2006-08-03 00:26:51

by Jeremy Fitzhardinge

[permalink] [raw]
Subject: [patch 3/8] Allow a kernel to not be in ring 0.

We allow for the fact that the guest kernel may not run in ring 0.
This requires some abstraction in a few places when setting %cs or
checking privilege level (user vs kernel).

This is Chris' [RFC PATCH 15/33] move segment checks to subarch,
except rather than using #define USER_MODE_MASK which depends on a
config option, we use Zach's more flexible approach of assuming ring 3
== userspace.
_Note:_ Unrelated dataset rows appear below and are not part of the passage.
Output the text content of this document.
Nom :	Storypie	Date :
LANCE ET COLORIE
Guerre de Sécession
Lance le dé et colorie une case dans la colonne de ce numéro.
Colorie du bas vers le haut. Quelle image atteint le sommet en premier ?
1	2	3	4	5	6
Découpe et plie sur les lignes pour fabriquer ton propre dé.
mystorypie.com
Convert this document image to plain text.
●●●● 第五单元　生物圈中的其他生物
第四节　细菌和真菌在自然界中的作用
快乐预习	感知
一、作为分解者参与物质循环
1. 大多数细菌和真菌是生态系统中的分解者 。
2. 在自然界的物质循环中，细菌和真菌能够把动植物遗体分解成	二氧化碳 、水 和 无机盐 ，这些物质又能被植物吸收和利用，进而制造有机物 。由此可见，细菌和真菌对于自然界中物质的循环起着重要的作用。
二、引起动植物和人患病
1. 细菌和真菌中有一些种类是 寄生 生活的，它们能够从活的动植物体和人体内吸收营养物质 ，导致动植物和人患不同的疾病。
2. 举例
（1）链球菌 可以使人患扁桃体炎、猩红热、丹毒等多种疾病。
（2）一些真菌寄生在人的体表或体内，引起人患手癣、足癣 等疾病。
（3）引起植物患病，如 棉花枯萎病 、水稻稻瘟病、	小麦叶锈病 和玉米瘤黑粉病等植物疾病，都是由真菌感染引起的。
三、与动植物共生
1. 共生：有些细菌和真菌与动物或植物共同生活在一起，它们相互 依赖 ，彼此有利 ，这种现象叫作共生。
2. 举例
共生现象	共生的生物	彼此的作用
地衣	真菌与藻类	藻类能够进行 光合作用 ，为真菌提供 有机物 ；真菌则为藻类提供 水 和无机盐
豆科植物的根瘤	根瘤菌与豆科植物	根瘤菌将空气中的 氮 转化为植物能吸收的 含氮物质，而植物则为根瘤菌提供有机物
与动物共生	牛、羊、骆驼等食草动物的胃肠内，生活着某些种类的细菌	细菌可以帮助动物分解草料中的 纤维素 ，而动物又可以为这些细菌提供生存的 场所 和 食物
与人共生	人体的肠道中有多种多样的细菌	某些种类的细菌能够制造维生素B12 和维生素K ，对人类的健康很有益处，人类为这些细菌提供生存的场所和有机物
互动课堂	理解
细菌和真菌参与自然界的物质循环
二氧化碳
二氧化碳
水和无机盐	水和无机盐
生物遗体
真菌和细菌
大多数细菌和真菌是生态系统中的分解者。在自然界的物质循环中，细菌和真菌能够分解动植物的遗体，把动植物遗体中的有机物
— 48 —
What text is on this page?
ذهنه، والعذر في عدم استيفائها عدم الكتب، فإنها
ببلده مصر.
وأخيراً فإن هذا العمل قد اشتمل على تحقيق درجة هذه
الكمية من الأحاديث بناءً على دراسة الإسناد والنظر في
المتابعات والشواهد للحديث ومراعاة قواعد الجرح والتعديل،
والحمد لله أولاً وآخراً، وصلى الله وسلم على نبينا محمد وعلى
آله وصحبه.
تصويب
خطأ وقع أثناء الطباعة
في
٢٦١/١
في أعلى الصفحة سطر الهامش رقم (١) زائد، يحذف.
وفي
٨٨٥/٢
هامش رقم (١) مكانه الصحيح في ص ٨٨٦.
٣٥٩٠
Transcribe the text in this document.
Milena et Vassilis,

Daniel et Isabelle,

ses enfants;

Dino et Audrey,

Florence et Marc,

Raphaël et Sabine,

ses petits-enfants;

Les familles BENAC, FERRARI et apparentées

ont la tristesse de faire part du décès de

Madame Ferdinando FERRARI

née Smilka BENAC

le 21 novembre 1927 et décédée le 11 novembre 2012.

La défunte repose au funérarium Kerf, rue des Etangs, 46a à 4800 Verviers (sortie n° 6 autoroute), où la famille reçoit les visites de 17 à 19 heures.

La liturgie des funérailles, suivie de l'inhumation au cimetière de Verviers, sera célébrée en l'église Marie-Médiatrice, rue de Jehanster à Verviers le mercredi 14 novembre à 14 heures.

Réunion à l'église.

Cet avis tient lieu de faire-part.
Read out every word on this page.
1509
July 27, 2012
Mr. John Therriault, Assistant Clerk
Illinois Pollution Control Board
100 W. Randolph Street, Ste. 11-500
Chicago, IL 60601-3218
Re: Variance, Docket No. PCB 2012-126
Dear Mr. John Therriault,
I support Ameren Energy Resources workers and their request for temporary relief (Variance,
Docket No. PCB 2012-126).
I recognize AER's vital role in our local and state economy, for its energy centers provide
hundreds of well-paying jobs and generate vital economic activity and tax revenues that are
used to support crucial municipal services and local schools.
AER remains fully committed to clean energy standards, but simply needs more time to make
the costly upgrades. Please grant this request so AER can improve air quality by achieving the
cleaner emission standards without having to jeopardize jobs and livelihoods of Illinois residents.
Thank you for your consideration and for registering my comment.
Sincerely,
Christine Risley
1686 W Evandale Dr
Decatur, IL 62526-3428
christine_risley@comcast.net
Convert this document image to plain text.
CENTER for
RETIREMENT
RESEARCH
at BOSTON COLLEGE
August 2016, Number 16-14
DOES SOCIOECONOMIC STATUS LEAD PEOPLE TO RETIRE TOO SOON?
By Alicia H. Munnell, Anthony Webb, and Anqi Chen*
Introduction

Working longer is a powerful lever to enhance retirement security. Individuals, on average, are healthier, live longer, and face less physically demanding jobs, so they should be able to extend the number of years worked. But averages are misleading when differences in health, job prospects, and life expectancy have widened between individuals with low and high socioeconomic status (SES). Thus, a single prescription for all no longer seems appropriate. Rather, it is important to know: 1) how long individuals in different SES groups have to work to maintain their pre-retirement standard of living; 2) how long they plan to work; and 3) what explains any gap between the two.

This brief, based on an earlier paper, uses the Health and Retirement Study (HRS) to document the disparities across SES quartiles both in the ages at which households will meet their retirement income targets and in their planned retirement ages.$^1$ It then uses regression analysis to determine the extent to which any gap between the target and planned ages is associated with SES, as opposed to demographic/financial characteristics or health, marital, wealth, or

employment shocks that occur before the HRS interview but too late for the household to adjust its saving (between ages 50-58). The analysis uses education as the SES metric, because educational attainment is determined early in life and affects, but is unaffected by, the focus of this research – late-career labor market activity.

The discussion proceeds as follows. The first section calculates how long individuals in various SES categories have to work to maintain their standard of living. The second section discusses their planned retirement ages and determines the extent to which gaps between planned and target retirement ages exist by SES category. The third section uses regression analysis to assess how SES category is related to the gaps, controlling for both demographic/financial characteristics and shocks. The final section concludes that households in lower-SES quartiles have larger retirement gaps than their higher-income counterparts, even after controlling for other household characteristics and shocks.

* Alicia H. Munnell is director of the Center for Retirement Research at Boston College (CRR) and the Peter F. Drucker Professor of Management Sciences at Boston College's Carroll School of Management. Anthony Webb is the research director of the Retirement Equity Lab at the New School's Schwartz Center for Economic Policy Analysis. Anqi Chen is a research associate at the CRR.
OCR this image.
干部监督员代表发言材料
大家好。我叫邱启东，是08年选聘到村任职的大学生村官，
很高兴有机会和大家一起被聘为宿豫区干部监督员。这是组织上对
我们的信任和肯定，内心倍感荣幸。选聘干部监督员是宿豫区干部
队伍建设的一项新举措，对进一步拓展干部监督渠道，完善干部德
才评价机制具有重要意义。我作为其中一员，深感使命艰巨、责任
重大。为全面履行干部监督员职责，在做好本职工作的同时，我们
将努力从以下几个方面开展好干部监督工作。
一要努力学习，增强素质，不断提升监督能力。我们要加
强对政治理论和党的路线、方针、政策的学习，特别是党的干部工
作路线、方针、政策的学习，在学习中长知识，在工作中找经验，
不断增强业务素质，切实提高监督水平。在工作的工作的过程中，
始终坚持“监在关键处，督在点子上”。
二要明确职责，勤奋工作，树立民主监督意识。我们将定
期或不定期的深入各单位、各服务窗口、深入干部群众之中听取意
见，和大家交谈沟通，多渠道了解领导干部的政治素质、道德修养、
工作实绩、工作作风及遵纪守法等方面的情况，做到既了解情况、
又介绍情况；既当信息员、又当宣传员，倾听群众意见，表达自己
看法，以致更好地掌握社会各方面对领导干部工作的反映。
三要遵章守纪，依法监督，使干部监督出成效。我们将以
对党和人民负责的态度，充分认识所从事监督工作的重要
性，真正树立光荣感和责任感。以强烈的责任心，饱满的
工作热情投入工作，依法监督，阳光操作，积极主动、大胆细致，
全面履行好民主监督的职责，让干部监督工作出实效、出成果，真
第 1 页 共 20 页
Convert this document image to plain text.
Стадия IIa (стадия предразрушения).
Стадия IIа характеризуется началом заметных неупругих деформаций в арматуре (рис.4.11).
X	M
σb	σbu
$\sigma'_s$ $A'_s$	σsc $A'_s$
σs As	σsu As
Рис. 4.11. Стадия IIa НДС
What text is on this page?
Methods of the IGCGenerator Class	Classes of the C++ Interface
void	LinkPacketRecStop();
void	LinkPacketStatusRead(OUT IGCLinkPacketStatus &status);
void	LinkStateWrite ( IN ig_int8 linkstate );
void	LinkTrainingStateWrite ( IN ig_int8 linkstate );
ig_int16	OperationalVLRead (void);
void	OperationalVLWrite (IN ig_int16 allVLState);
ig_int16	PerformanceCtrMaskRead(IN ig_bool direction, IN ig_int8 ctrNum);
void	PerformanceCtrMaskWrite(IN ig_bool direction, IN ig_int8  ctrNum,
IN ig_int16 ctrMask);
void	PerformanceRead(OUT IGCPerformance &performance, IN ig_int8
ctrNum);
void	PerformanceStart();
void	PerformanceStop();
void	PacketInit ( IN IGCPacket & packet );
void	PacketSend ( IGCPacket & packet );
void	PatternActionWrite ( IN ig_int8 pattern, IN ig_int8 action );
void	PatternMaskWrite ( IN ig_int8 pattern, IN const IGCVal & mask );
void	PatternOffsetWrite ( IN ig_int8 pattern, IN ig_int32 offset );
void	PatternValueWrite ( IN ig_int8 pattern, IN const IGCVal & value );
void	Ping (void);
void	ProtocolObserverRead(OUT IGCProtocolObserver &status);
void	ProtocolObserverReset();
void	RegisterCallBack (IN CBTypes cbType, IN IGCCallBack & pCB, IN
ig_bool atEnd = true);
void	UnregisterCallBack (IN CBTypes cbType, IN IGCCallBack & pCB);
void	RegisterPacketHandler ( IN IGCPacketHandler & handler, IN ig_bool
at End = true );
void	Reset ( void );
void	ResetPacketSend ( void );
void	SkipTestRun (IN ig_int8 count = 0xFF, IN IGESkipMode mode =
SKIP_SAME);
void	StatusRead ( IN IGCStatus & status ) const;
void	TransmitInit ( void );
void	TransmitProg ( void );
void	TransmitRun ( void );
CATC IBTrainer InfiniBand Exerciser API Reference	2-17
I also used "get_kernel_rpl()" over "get_kernel_cs()"
because I think it reads better in the code...

1) Remove the hardcoded 3 and introduce #define SEGMENT_RPL_MASK 3
2) Add a get_kernel_rpl() macro, and don't assume it's zero.

Signed-off-by: Rusty Russell <[email protected]>
Signed-off-by: Zachary Amsden <[email protected]>
Signed-off-by: Jeremy Fitzhardinge <[email protected]>

---
arch/i386/kernel/entry.S | 5 +++--
arch/i386/kernel/process.c | 2 +-
arch/i386/mm/extable.c | 2 +-
arch/i386/mm/fault.c | 11 ++++-------
include/asm-i386/ptrace.h | 5 +++--
include/asm-i386/segment.h | 10 ++++++++++
6 files changed, 22 insertions(+), 13 deletions(-)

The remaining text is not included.